Africanist Dance Traditions
Academic Year:
2012 - 2013 (June 1, 2012 through May 31, 2013)
Funding Requested:
$500.00
Project Dates:
-
Applicant(s):
Overview of the Project:
Africanist Dance Traditions This proposal is support and enhance the instruction of the course Dances in Culture: Africanist Dance Traditions from Minstrelsy to Hip Hop through guest lectures and movement sessions with experts in such Africanist dance forms as Rhythm Tap, African American stepping, Hip Hop and Dunham Technique. Offered each winter and cross-listed in Dance and Afro-American and African Studies (AAS), the course uses a mixture of lecture, class discussion, movement sessions, and video screenings to explore the relationship between African-American vernacular dance forms and their influence upon 20th century American popular and concert performance, and places embodied learning at its center.
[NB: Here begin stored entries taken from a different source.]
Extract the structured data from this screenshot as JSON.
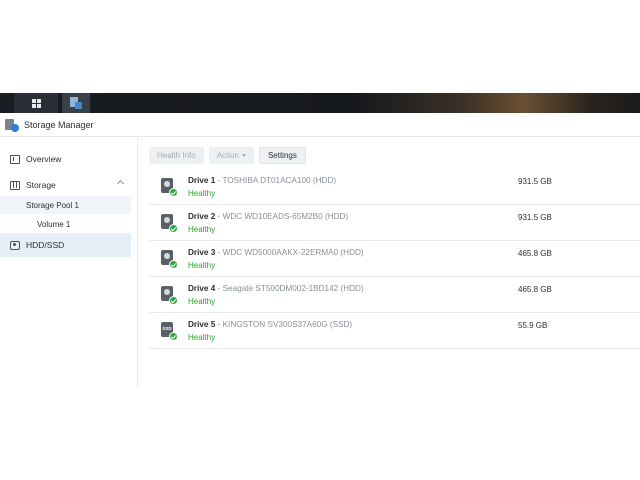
{
  "window": {
    "title": "Storage Manager"
  },
  "sidebar": {
    "items": [
      {
        "label": "Overview"
      },
      {
        "label": "Storage"
      },
      {
        "label": "Storage Pool 1"
      },
      {
        "label": "Volume 1"
      },
      {
        "label": "HDD/SSD"
      }
    ]
  },
  "toolbar": {
    "health_info": "Health Info",
    "action": "Action",
    "settings": "Settings"
  },
  "drives": [
    {
      "name": "Drive 1",
      "sep": " - ",
      "model": "TOSHIBA DT01ACA100 (HDD)",
      "status": "Healthy",
      "capacity": "931.5 GB",
      "type": "HDD"
    },
    {
      "name": "Drive 2",
      "sep": " - ",
      "model": "WDC WD10EADS-65M2B0 (HDD)",
      "status": "Healthy",
      "capacity": "931.5 GB",
      "type": "HDD"
    },
    {
      "name": "Drive 3",
      "sep": " - ",
      "model": "WDC WD5000AAKX-22ERMA0 (HDD)",
      "status": "Healthy",
      "capacity": "465.8 GB",
      "type": "HDD"
    },
    {
      "name": "Drive 4",
      "sep": " - ",
      "model": "Seagate ST500DM002-1BD142 (HDD)",
      "status": "Healthy",
      "capacity": "465.8 GB",
      "type": "HDD"
    },
    {
      "name": "Drive 5",
      "sep": " - ",
      "model": "KINGSTON SV300S37A60G (SSD)",
      "status": "Healthy",
      "capacity": "55.9 GB",
      "type": "SSD",
      "icon_text": "SSD"
    }
  ],
  "colors": {
    "healthy": "#2aa12f",
    "accent": "#2f7fd4"
  },
  "icons": {
    "taskbar_main": "grid-icon",
    "taskbar_app": "storage-manager-icon"
  }
}
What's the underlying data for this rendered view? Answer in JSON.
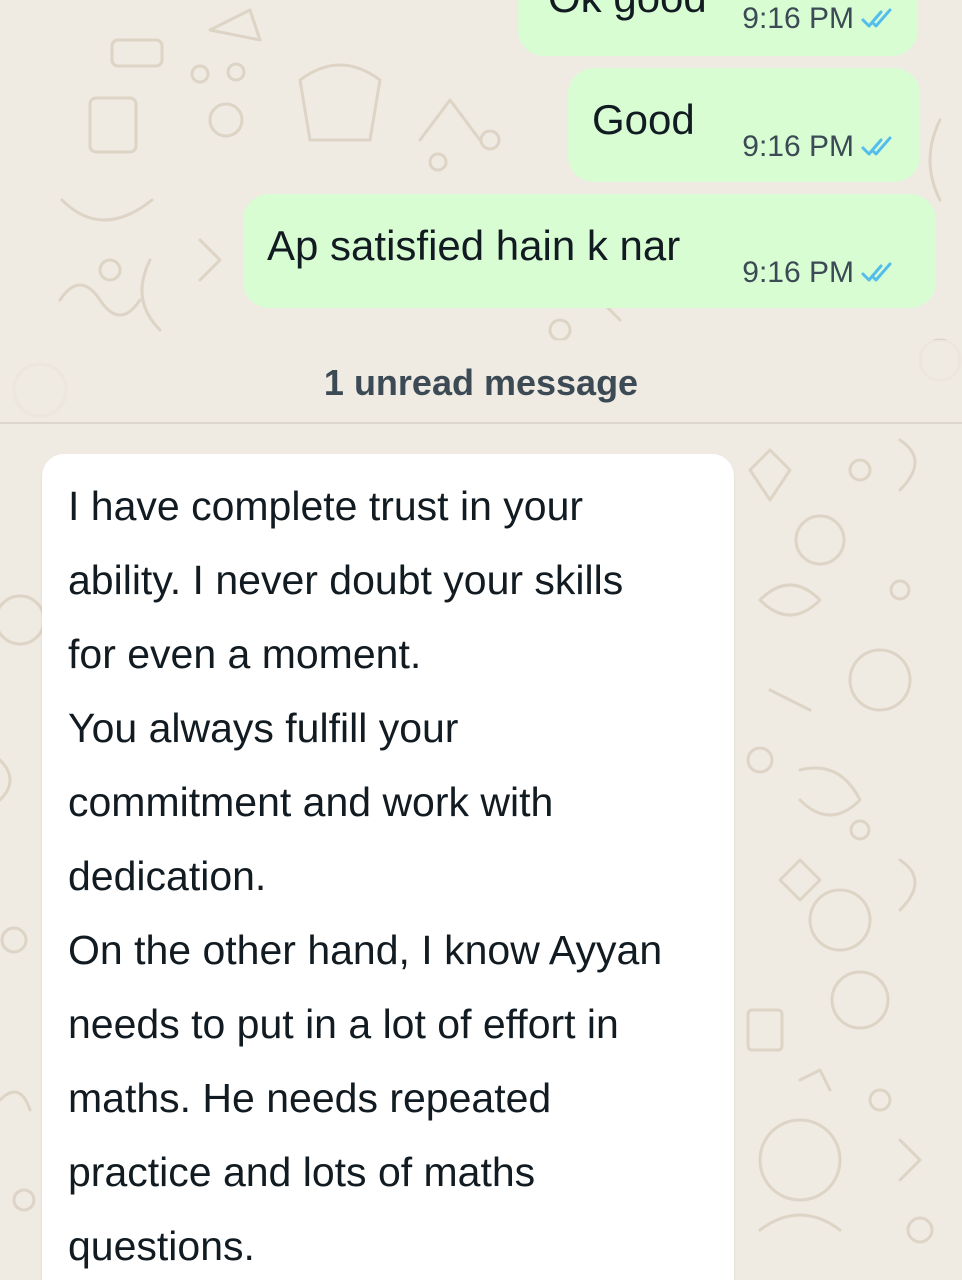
{
  "accent_colors": {
    "outgoing_bubble": "#d9fdd3",
    "incoming_bubble": "#ffffff",
    "read_ticks": "#53bdeb",
    "background": "#efeae2"
  },
  "messages_outgoing": [
    {
      "text": "Ok good",
      "time": "9:16 PM",
      "status_icon": "double-check-read-icon"
    },
    {
      "text": "Good",
      "time": "9:16 PM",
      "status_icon": "double-check-read-icon"
    },
    {
      "text": "Ap satisfied hain k nar",
      "time": "9:16 PM",
      "status_icon": "double-check-read-icon"
    }
  ],
  "unread_divider": "1 unread message",
  "message_incoming": {
    "lines": [
      "I have complete trust in your",
      "ability. I never doubt your skills",
      "for even a moment.",
      "You always fulfill your",
      "commitment and work with",
      "dedication.",
      "On the other hand, I know Ayyan",
      "needs to put in a lot of effort in",
      "maths. He needs repeated",
      "practice and lots of maths",
      "questions."
    ]
  }
}
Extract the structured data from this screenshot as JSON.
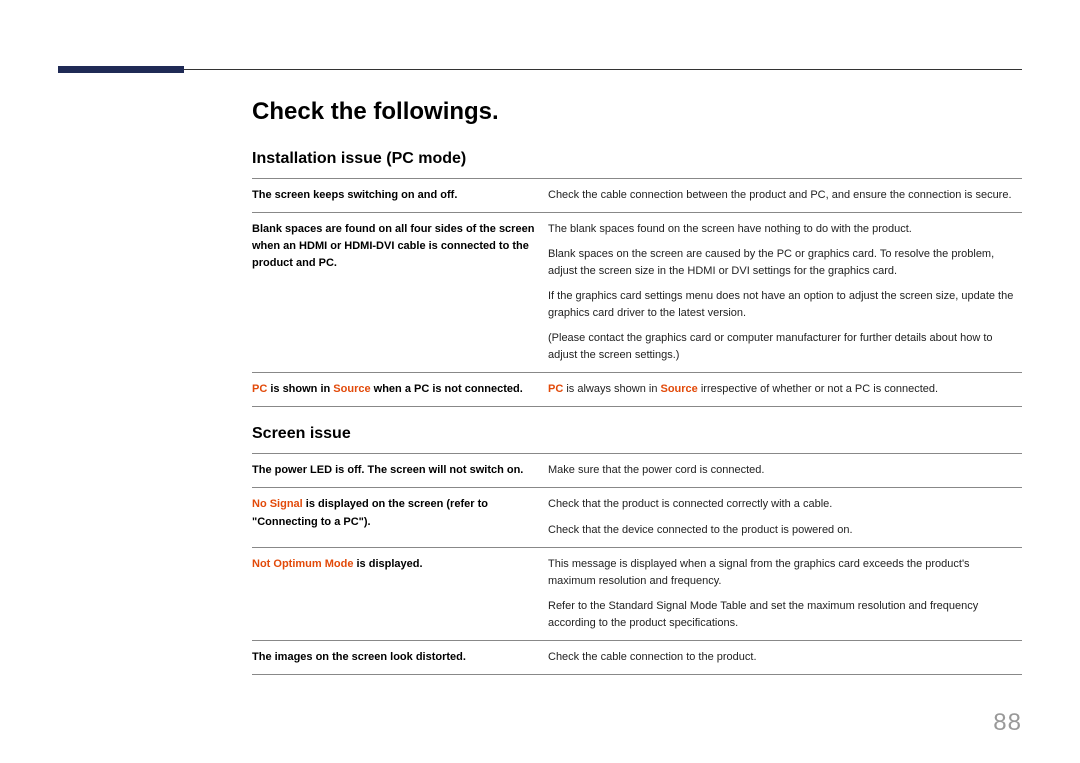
{
  "page_number": "88",
  "main_title": "Check the followings.",
  "sections": [
    {
      "heading": "Installation issue (PC mode)",
      "rows": [
        {
          "left": [
            {
              "runs": [
                {
                  "text": "The screen keeps switching on and off."
                }
              ]
            }
          ],
          "right": [
            {
              "runs": [
                {
                  "text": "Check the cable connection between the product and PC, and ensure the connection is secure."
                }
              ]
            }
          ]
        },
        {
          "left": [
            {
              "runs": [
                {
                  "text": "Blank spaces are found on all four sides of the screen when an HDMI or HDMI-DVI cable is connected to the product and PC."
                }
              ]
            }
          ],
          "right": [
            {
              "runs": [
                {
                  "text": "The blank spaces found on the screen have nothing to do with the product."
                }
              ]
            },
            {
              "runs": [
                {
                  "text": "Blank spaces on the screen are caused by the PC or graphics card. To resolve the problem, adjust the screen size in the HDMI or DVI settings for the graphics card."
                }
              ]
            },
            {
              "runs": [
                {
                  "text": "If the graphics card settings menu does not have an option to adjust the screen size, update the graphics card driver to the latest version."
                }
              ]
            },
            {
              "runs": [
                {
                  "text": "(Please contact the graphics card or computer manufacturer for further details about how to adjust the screen settings.)"
                }
              ]
            }
          ]
        },
        {
          "left": [
            {
              "runs": [
                {
                  "text": "PC",
                  "hl": true
                },
                {
                  "text": " is shown in "
                },
                {
                  "text": "Source",
                  "hl": true
                },
                {
                  "text": " when a PC is not connected."
                }
              ]
            }
          ],
          "right": [
            {
              "runs": [
                {
                  "text": "PC",
                  "hl": true,
                  "bold": true
                },
                {
                  "text": " is always shown in "
                },
                {
                  "text": "Source",
                  "hl": true,
                  "bold": true
                },
                {
                  "text": " irrespective of whether or not a PC is connected."
                }
              ]
            }
          ]
        }
      ]
    },
    {
      "heading": "Screen issue",
      "rows": [
        {
          "left": [
            {
              "runs": [
                {
                  "text": "The power LED is off. The screen will not switch on."
                }
              ]
            }
          ],
          "right": [
            {
              "runs": [
                {
                  "text": "Make sure that the power cord is connected."
                }
              ]
            }
          ]
        },
        {
          "left": [
            {
              "runs": [
                {
                  "text": "No Signal",
                  "hl": true
                },
                {
                  "text": " is displayed on the screen (refer to \"Connecting to a PC\")."
                }
              ]
            }
          ],
          "right": [
            {
              "runs": [
                {
                  "text": "Check that the product is connected correctly with a cable."
                }
              ]
            },
            {
              "runs": [
                {
                  "text": "Check that the device connected to the product is powered on."
                }
              ]
            }
          ]
        },
        {
          "left": [
            {
              "runs": [
                {
                  "text": "Not Optimum Mode",
                  "hl": true
                },
                {
                  "text": " is displayed."
                }
              ]
            }
          ],
          "right": [
            {
              "runs": [
                {
                  "text": "This message is displayed when a signal from the graphics card exceeds the product's maximum resolution and frequency."
                }
              ]
            },
            {
              "runs": [
                {
                  "text": "Refer to the Standard Signal Mode Table and set the maximum resolution and frequency according to the product specifications."
                }
              ]
            }
          ]
        },
        {
          "left": [
            {
              "runs": [
                {
                  "text": "The images on the screen look distorted."
                }
              ]
            }
          ],
          "right": [
            {
              "runs": [
                {
                  "text": "Check the cable connection to the product."
                }
              ]
            }
          ]
        }
      ]
    }
  ]
}
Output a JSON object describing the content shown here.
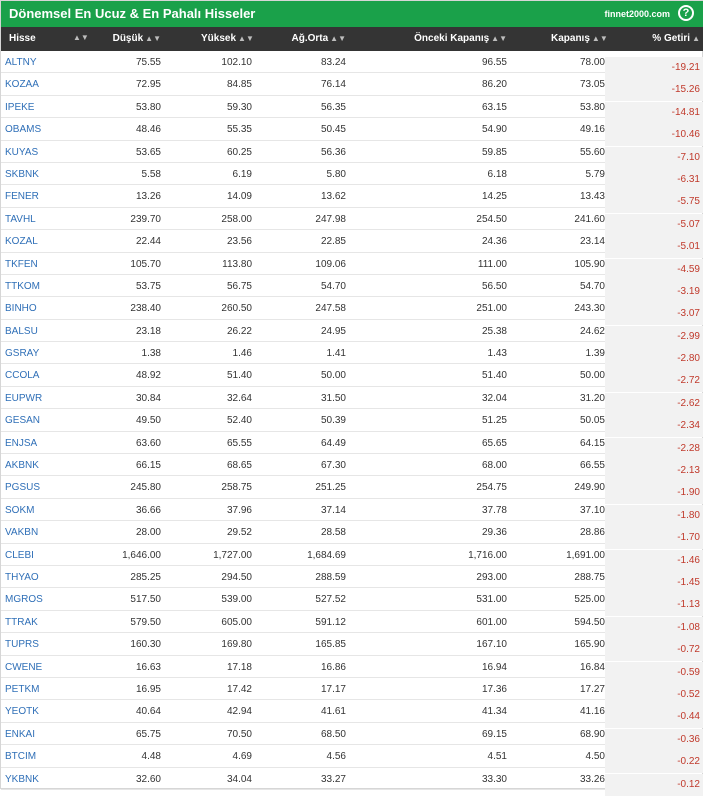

Movement sessions and master classes in various Africanist dance forms provide the means for students, non-dancers and dancers alike, to understand the history and impact of African Diaspora dance in the United States through their own dancing bodies. Funds will provide honoraria for guest lecturers Alde Lewis, Jr., Penny Godboldo, and others, providing expertise in Rhythm Tap, Dunham Technique, African-American stepping, Hip Hop, and West African dance, thus enhancing student experience of these forms. It will also provide specialist drummer/accompanist fees for sessions that require live accompaniment. Funds may be spread over a two-year period to bring in experts on a rotating basis, based on artist availability.